IPD is a relatively new concept in project delivery that involves the architect, client and contractor operating as a team. Incentives are put in place to maximize the value for the building owner, while at the same time rewarding the designer and contractor when the project is finished.

Becks says the team at the university wanted to bring in faculty, students, and other interested parties and be heavily involved in the planning process, thus choosing IPD.

"All this time we were spending on the front end… it’s paying its dividends now," he explained.

St. Jerome’s is affiliated with the University of Waterloo. Its expansion includes the construction of a new seven-storey, 360-bed student residence as well as a new two-storey academic centre.

Renovations to existing buildings are also included in the campus renewal plan. The current completion date is scheduled for 2016.

Art Winslow, director of IPD at Graham Construction, told seminar attendees this model strives to integrate a full team where everyone has a vested interest in the project.

"All the members put their profit at risk," he said, adding as a result, "we end up getting changed behaviours, where contractors aren’t hungry for extras and changeovers. We have architects that aren’t building monuments to themselves… and we have owners who are willing to give and take."

He said the key to any successful IPD model is the early involvement of key participants. During the RFP process, usually the details of the project are vague, discussing the need, maybe the potential cost and where it’s going to be built.

"There’s very little we have to go on," Winslow stated. "Most of the time there’s no drawings."

This had some audience members asking how the procurement process would work – especially when it comes the public sector, such as municipalities.

"The owners generally have their criteria for onboarding a team. It’s not price driven. It’s value driven," Winslow explained.

"Procuring is one of the big limitations (municipally). They’re still in a different paradigm. Their purchasing process has a bunch of tick boxes that this model doesn’t necessarily fall into."

Becks pointed out when it came to St. Jerome’s a full RFP process was carried out.

"We received 10 full submissions. Each team had to assemble what they felt it (the project) needed. There were varying degrees of understanding (the IPD model)," he said.

"We gave them up front…a whole backgrounder. It was just different because we were procuring a whole suite. This has not been done a whole lot in Canada in the full IPD way.
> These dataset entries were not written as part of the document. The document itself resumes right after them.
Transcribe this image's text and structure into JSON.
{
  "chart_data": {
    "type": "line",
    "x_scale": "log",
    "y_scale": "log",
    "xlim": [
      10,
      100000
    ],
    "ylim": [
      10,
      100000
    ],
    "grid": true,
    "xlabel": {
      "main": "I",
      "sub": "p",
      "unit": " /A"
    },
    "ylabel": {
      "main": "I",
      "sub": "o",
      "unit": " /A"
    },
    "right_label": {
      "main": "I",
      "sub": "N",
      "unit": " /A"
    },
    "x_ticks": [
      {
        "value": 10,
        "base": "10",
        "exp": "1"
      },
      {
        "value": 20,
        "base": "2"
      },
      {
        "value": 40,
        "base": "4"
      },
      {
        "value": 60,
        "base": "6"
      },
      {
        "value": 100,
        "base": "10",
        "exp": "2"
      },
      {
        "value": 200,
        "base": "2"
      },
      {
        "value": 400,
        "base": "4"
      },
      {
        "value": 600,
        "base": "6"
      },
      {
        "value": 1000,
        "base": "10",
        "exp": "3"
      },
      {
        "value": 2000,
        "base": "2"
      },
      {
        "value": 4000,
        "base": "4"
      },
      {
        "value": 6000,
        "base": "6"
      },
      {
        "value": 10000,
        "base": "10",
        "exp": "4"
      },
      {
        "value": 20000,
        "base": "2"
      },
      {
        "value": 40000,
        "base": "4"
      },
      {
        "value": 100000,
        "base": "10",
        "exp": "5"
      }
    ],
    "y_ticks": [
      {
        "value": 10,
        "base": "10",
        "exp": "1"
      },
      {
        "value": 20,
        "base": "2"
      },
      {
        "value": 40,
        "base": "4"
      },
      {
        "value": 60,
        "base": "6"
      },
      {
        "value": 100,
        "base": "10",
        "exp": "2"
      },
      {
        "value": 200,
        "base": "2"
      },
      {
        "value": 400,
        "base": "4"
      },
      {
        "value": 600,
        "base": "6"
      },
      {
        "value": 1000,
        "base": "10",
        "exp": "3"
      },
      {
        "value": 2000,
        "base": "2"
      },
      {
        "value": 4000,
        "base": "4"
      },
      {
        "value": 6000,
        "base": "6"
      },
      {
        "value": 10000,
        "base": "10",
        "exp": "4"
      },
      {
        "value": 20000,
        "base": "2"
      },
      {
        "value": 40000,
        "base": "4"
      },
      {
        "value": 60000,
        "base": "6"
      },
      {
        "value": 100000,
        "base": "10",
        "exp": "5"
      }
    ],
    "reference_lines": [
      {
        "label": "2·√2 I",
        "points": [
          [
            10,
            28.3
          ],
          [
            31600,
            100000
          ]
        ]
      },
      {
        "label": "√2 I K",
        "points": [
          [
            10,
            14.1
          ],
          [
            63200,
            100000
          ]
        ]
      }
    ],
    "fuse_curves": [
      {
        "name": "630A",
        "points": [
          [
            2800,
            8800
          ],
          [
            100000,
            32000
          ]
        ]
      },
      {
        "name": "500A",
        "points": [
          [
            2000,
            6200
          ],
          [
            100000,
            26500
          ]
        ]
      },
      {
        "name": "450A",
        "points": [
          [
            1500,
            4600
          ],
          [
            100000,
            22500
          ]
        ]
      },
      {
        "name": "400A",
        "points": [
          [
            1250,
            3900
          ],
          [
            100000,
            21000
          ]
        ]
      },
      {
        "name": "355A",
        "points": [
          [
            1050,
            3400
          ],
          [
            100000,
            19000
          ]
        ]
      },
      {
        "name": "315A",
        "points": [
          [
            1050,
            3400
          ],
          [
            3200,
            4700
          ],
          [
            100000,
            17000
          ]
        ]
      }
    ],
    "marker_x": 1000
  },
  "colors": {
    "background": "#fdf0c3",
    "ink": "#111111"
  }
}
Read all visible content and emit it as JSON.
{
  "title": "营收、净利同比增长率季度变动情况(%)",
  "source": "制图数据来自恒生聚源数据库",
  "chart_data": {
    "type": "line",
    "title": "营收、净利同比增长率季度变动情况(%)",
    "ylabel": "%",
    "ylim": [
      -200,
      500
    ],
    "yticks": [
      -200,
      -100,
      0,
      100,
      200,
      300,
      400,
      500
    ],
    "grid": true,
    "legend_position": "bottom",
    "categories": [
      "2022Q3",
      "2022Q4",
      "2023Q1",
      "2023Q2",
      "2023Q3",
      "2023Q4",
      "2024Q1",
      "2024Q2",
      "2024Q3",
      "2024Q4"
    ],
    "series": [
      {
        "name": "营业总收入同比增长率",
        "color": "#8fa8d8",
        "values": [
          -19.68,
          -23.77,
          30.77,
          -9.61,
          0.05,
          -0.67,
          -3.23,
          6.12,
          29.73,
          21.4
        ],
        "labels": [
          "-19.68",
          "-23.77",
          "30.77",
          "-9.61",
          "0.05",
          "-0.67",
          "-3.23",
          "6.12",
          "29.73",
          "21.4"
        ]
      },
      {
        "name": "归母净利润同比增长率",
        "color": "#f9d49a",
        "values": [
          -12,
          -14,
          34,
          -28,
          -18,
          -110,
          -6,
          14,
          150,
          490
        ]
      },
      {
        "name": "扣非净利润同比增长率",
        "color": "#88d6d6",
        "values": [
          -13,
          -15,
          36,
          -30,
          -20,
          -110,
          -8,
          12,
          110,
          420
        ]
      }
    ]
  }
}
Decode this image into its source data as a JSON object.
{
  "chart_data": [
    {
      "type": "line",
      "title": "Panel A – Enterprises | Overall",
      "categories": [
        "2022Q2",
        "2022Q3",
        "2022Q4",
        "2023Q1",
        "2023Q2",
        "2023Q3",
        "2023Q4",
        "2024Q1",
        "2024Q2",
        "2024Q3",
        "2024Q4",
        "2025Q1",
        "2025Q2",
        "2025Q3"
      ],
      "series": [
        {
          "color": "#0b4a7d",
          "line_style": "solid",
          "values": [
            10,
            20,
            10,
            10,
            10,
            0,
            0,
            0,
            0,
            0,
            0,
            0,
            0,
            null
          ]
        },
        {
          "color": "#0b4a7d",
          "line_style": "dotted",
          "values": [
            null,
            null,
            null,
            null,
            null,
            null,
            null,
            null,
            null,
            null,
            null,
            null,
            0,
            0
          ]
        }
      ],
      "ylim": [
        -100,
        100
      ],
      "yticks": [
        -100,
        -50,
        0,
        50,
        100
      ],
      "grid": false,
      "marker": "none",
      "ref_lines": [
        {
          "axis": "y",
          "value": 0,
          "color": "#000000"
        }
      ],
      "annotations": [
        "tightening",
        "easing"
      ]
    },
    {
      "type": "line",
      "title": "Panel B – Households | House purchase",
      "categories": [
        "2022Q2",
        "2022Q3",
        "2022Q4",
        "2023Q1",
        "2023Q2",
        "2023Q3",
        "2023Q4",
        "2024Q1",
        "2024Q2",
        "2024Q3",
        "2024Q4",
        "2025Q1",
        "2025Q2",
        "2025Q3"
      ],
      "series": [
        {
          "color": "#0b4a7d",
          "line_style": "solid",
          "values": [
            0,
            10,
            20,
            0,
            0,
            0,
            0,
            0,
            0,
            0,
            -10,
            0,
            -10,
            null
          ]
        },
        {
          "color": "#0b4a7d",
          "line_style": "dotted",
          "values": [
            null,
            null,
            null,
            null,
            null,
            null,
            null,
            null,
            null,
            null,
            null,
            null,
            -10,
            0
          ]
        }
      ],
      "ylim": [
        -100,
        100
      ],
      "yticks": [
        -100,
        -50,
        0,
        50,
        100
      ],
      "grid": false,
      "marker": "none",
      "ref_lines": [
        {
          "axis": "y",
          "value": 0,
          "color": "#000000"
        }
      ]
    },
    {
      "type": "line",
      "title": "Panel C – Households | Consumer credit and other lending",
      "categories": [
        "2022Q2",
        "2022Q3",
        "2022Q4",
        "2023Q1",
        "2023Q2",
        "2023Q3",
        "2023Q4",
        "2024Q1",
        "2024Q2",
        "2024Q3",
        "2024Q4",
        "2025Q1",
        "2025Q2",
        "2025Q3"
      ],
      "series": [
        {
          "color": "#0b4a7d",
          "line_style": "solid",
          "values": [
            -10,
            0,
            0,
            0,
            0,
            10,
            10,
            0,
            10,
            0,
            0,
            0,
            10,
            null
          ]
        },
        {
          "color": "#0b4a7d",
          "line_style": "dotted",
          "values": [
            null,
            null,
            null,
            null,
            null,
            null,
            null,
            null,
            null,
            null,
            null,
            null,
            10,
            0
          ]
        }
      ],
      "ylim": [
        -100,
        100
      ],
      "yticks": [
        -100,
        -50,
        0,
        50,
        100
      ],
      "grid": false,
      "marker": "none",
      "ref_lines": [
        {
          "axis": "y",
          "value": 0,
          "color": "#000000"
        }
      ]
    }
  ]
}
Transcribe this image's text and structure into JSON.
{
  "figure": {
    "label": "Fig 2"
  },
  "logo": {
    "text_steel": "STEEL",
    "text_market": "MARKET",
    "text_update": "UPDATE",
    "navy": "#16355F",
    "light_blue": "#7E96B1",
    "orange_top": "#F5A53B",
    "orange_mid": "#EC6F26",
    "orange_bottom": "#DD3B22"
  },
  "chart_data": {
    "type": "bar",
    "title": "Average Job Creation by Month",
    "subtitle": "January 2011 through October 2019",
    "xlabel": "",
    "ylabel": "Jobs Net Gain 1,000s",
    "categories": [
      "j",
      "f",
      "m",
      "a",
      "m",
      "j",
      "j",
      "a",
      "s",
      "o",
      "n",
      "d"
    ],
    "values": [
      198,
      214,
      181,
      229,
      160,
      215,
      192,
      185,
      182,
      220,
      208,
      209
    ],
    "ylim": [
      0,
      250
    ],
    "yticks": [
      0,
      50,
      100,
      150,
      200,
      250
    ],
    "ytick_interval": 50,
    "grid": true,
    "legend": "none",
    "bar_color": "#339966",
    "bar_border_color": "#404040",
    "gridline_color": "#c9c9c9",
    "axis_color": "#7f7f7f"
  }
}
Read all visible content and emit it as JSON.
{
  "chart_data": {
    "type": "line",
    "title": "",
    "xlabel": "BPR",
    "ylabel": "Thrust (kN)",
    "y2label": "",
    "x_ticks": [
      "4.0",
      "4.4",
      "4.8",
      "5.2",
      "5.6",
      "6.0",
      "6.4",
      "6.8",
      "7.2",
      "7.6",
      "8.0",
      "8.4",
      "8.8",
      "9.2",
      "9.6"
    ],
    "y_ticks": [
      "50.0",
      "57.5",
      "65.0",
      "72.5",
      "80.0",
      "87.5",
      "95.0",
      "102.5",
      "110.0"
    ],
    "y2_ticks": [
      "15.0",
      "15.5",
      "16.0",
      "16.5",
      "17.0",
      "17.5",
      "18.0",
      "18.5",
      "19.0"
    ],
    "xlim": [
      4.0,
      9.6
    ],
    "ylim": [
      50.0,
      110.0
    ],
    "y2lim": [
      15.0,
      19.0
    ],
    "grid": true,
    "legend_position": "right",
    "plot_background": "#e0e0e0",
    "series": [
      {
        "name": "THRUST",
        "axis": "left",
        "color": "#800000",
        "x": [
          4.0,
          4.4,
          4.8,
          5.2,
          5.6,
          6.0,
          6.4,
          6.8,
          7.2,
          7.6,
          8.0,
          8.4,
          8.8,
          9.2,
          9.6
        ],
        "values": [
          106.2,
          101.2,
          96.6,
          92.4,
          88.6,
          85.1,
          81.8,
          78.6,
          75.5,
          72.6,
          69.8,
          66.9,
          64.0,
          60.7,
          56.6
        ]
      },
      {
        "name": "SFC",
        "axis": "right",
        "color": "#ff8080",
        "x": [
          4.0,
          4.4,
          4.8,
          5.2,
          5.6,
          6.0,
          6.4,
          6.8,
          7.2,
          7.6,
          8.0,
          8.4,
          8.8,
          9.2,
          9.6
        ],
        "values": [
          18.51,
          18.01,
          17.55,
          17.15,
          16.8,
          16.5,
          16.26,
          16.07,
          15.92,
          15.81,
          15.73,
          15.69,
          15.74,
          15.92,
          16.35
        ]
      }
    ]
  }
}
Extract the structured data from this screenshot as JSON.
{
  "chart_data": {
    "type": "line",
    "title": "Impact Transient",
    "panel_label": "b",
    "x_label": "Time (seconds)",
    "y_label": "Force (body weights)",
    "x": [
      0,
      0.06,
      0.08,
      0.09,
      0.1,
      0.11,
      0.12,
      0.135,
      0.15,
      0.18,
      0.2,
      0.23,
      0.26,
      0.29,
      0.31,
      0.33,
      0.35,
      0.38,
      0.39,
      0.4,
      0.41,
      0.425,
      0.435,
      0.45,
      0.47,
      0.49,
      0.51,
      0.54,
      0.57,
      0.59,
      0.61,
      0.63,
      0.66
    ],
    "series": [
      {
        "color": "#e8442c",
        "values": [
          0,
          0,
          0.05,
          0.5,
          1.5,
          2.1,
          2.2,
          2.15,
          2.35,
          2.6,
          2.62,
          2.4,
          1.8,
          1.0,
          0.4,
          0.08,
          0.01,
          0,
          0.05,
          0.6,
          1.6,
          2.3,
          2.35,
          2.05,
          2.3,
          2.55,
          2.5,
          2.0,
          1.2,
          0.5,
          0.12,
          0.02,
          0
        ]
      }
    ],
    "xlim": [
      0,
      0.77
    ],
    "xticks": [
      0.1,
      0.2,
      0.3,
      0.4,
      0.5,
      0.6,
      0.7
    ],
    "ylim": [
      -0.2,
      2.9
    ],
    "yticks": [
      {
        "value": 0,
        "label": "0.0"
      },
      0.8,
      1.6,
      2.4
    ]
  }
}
We commenced the project with a cost, until we got to validation."

The validation phase and agreement occurs when the involved parties create a detailed plan, outlining what the project will entail, said Winslow.

"We have to come to an agreement on what we’re going to deliver. We’re always ensuring that we’re delivering value to the owner — always thinking towards the same end goal," he stated.  "(We’re) trying to instil trust within a team environment. That doesn’t always come off the top. It comes from holding olive branches out to each other and trying to foster that trust as a team."

Winslow said lean principles are also part of the process, to ensure transparent decision-making and reliable plans. The "big room" is where a lot of the initial action takes place, he added. This is  where meetings occur with the project team, which in some cases can be up to 50 people.

"Something comes up in this big room setting, we talk about it and deal with it right there. It’s instant. It’s not done in silos," Winslow explained. "We deal with problems more often, but they are smaller problems."

David Dow, principal at Diamond Schmitt Architects Inc. told seminar attendees Building Information Modeling (BIM) is another tool that’s valuable in an IPD model.

"It is integral to this process," he said. "Processes like this will only make it become more important."

Becks stated overall IPD has been effective thus far, with all parties deeply involved in the process.

"There’s a level of reasonableness that injects itself into the process that I think deescalates some of the traditional conflict that happens," he said.